Das wichtigste Gebet ist das Gebet um die Beharrlichkeit bis zum Ende. Siehe hier

Sonntag, 14. Dezember 2014

Große Missionsbischöfe: Der Apostel der Papuas – Der Diener Gottes Msgr. Enrico Stanislao Verjus M.S.C., Koadjutor des Apostolischen Vikars von Neu-Guinea (Teil 2)

Fortsetzung von hier

1887 wurde P. Louis Navarre zum Apostolischen Vikar von Mikronesien und Melanesien ernannt, und zwei Jahre später wurde die inzwischen deutsch gewordene Insel Neu-Britannien als eigenes Apostolisches Vikariat von „Neu-Pommern“ errichtet und P. Verjus anfangs zum ersten Apostolischen Vikar ausersehen. Das bedeutete für P. Verjus nichts Geringeres, als seine geliebte Mission von Neu-Guinea im Augenblick zu verlassen, da sie hoffnungsvoll zu blühen begann. 
Der leidende Zustand Msgr. Navarres ließ es jedoch ratsamer erscheinen, ihm den noch jugendkräftigen Mitbruder als Koadjutor an die Seite zu stellen, und so verblieb P. Verjus in Neu-Guinea zum Jubel seiner Mitbrüder und Neophyten. 
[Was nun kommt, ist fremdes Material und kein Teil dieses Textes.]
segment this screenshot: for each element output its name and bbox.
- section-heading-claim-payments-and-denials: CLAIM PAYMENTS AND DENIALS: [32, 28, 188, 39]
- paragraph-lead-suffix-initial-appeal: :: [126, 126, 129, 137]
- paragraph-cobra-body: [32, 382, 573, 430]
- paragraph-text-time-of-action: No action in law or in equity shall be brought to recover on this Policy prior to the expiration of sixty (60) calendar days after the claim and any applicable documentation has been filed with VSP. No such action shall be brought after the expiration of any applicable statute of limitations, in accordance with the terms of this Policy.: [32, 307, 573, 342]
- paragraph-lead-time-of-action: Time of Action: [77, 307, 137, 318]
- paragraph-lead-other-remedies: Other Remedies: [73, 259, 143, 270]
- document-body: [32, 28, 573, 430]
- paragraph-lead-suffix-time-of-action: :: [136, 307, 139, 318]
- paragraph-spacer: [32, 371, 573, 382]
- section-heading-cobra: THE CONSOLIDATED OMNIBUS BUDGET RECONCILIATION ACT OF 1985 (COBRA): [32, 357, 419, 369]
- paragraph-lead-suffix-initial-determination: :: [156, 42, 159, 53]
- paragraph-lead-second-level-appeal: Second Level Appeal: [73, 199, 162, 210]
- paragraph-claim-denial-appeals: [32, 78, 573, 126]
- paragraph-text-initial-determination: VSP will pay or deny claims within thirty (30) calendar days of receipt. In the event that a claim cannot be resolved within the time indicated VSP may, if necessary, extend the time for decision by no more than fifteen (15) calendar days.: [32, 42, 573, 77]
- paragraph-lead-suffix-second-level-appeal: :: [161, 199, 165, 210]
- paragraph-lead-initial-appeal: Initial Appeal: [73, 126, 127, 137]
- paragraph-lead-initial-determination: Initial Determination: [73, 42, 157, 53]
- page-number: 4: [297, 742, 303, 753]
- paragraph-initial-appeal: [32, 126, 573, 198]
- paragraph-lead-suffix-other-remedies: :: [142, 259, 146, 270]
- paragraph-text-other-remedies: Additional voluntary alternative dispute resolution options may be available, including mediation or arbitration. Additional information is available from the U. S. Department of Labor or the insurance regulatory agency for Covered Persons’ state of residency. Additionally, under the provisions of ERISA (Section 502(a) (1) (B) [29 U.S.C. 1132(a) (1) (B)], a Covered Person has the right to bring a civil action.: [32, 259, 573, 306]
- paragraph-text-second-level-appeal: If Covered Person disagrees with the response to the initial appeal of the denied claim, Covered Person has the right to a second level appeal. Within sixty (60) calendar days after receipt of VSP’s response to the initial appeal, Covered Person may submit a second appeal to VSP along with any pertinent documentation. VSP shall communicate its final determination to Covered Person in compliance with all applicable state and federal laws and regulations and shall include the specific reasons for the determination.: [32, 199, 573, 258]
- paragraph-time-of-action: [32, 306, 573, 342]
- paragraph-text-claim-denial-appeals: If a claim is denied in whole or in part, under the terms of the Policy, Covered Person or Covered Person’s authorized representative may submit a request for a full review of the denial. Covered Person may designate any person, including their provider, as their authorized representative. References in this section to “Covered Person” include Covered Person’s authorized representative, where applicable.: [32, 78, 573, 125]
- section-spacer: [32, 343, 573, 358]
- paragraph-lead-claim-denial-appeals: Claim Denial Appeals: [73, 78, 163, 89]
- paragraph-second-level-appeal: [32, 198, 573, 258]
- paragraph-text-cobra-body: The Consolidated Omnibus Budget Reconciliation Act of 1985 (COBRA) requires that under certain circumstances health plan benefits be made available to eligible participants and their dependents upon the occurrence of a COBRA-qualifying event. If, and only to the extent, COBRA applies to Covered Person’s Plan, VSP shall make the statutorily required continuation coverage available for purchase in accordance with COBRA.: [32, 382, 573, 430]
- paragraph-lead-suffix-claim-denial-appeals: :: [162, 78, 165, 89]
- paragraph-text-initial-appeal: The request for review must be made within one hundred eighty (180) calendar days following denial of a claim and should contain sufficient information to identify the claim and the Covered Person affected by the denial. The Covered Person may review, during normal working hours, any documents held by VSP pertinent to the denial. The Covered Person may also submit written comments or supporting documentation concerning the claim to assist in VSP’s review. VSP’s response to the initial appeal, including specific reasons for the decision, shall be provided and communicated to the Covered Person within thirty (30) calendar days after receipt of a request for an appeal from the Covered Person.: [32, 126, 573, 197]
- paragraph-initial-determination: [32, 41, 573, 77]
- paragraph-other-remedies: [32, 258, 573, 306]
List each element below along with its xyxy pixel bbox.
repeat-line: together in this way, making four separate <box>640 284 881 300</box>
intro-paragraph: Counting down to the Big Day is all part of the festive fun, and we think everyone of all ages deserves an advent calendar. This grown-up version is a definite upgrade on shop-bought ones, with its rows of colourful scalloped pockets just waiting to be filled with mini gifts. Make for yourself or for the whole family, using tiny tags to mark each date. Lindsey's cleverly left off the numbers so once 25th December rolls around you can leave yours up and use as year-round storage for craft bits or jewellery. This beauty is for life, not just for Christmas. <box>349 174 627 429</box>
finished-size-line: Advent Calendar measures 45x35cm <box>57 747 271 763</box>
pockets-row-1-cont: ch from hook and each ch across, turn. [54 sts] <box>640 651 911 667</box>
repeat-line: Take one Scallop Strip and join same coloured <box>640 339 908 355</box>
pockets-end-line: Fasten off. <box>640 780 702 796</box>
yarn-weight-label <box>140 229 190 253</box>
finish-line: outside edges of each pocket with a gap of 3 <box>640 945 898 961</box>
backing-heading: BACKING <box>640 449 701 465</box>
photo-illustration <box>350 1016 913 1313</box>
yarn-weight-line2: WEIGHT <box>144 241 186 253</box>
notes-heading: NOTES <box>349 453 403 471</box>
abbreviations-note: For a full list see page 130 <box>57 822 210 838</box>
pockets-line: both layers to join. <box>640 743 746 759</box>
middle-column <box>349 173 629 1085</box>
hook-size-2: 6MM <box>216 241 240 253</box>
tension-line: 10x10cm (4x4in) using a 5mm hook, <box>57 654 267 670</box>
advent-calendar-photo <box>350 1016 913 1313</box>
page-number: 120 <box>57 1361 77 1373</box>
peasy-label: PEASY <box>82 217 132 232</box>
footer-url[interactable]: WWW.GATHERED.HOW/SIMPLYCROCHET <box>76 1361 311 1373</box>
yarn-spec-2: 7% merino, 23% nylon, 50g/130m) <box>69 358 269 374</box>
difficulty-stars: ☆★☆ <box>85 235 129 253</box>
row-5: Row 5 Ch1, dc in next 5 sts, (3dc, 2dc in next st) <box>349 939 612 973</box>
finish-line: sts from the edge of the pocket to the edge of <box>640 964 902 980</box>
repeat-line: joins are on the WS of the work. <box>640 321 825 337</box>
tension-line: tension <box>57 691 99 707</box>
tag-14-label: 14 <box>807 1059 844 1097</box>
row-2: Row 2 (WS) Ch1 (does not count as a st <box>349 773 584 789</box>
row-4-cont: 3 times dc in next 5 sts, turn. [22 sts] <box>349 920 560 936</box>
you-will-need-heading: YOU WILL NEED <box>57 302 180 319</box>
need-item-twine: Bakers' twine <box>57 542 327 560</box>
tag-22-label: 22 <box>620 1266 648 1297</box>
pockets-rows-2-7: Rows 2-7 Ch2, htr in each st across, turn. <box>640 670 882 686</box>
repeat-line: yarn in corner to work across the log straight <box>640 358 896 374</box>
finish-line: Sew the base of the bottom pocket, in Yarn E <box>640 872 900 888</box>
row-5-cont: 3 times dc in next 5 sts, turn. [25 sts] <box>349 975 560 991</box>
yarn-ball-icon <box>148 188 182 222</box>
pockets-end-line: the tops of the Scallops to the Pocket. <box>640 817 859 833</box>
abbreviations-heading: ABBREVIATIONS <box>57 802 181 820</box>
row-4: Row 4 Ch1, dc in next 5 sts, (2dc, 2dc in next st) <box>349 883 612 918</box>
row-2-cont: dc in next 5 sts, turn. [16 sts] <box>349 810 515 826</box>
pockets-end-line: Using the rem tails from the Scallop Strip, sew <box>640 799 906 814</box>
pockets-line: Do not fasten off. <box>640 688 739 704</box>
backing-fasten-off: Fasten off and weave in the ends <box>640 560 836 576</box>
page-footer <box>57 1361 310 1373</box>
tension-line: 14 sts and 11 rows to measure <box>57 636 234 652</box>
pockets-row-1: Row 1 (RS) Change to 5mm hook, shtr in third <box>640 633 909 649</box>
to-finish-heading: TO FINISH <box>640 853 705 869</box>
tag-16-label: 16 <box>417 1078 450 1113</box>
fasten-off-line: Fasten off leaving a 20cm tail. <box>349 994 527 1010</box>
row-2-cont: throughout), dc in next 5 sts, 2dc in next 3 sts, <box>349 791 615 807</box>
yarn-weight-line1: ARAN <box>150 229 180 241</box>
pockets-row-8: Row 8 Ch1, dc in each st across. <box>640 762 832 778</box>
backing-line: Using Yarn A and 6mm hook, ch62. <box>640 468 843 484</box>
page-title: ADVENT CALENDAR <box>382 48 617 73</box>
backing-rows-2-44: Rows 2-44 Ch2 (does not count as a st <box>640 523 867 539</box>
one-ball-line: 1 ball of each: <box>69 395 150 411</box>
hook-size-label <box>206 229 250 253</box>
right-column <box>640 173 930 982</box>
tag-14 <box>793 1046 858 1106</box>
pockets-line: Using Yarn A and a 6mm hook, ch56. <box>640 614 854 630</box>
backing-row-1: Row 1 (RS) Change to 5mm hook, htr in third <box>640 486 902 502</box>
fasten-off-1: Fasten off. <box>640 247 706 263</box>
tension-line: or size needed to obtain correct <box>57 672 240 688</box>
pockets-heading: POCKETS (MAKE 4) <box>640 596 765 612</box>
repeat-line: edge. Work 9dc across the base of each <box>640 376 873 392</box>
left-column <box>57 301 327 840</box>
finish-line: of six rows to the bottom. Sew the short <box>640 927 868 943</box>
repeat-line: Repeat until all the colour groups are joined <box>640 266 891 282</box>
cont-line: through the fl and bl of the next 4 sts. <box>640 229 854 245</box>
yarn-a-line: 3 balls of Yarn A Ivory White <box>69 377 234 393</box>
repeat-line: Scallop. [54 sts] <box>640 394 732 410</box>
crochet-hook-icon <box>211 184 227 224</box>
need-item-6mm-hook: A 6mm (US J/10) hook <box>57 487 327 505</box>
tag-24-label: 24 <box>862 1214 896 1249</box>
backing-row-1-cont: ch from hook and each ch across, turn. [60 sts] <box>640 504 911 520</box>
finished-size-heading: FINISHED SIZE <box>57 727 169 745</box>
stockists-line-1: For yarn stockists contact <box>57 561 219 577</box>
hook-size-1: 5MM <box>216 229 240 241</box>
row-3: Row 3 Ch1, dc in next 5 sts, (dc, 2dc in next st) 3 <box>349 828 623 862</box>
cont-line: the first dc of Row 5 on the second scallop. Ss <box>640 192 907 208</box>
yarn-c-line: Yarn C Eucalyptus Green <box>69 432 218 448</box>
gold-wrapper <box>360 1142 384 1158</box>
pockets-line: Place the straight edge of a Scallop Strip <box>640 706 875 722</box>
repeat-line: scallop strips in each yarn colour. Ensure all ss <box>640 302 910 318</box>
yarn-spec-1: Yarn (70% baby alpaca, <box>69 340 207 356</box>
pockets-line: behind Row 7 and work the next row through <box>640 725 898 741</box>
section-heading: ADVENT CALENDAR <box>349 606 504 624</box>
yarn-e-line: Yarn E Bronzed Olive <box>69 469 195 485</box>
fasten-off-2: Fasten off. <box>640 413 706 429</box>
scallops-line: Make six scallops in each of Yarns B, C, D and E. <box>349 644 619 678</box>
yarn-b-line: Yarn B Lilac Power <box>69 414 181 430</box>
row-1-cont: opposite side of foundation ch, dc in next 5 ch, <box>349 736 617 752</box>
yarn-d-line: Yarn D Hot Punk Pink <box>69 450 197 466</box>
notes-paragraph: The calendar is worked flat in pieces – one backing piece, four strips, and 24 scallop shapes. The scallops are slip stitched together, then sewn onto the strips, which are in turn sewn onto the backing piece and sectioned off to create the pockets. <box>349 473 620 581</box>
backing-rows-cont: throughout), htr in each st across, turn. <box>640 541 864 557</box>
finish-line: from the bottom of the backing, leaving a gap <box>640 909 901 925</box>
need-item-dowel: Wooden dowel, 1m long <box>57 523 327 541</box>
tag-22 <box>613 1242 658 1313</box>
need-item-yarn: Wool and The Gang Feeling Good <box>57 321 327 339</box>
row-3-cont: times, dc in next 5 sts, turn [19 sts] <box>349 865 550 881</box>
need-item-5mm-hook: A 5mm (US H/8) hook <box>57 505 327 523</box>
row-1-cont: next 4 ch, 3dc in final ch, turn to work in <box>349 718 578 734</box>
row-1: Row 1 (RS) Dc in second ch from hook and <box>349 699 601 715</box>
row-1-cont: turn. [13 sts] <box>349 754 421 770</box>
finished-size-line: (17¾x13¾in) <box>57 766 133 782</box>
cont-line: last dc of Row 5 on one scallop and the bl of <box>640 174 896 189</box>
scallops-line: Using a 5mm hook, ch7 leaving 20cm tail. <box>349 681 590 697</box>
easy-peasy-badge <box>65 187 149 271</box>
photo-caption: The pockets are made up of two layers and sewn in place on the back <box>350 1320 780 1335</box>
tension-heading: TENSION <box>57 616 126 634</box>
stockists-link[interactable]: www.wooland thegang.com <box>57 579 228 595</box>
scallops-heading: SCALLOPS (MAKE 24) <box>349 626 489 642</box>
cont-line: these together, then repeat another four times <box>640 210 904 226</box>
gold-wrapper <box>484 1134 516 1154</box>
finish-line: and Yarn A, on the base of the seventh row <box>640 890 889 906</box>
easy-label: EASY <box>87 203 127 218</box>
Seine Bischofsweihe fand am 29. September 1889 mitten im Urwald statt. Nur 14 Tage lang hatten die Missionsschwestern Zeit gehabt, aus ihren kleinen Schätzen, alten Epauletten, Tuchresten u. dgl., einen ganzen Bischofsornat fertig zu zaubern. Auch ein hölzerner goldbronzierter Bischofsstab fehlte nicht. Msgr. Verjus zählte damals erst 29 Jahre, 4 Monate und 3 Tage. Die erhebende Feier war für ihn der Anfang eines apostolischen Opferlebens, wie es ein Missionsbischof selbstloser kaum führen kann. „O guter und einzig geliebter Jesus“, so weihte der jugendliche Bischof sich schriftlich dem göttlichen Herzen, „ich biete mich heute durch die reinsten Hände deiner Mutter deiner Gerechtigkeit und Barmherzigkeit als Opfer dar, indem ich dich bitte und beschwöre, dasselbe zu reinigen, zu heiligen und gänzlich zu vernichten, als Zahlung für die Schulden dieser armen Insulaner und um ihnen die Gnade der Bekehrung zu erwirken. Ich erkläre, o mein Gott, dass du mich beim Wort nehmen und mich all die Härte deiner Gerechtigkeit empfinden lassen kannst. Ja, ich stimme zu, mein Gott! Ich wünsche es! Ich will es! Ich verlange es aufs Innigste… Diese Seelen müssen gerettet, müssen durch dein Blut gewaschen, gereinigt, erlöst werden. Und wenn, o teurer Jesus, um ihnen diese Gnade zuzuwenden, Blut, Qualen, eine Leidenswoche, eine Geißelung, eine Kreuzigung, ein lebendiger Kreuzweg notwendig sind, o so beschwöre ich dich, mein Jesus, nimm mich an. Sieh mich mit allem, was ich bin und habe, mein Blut, meinen Leib, mein Herz, meine Seele, mein ganzes Wesen und Sein“…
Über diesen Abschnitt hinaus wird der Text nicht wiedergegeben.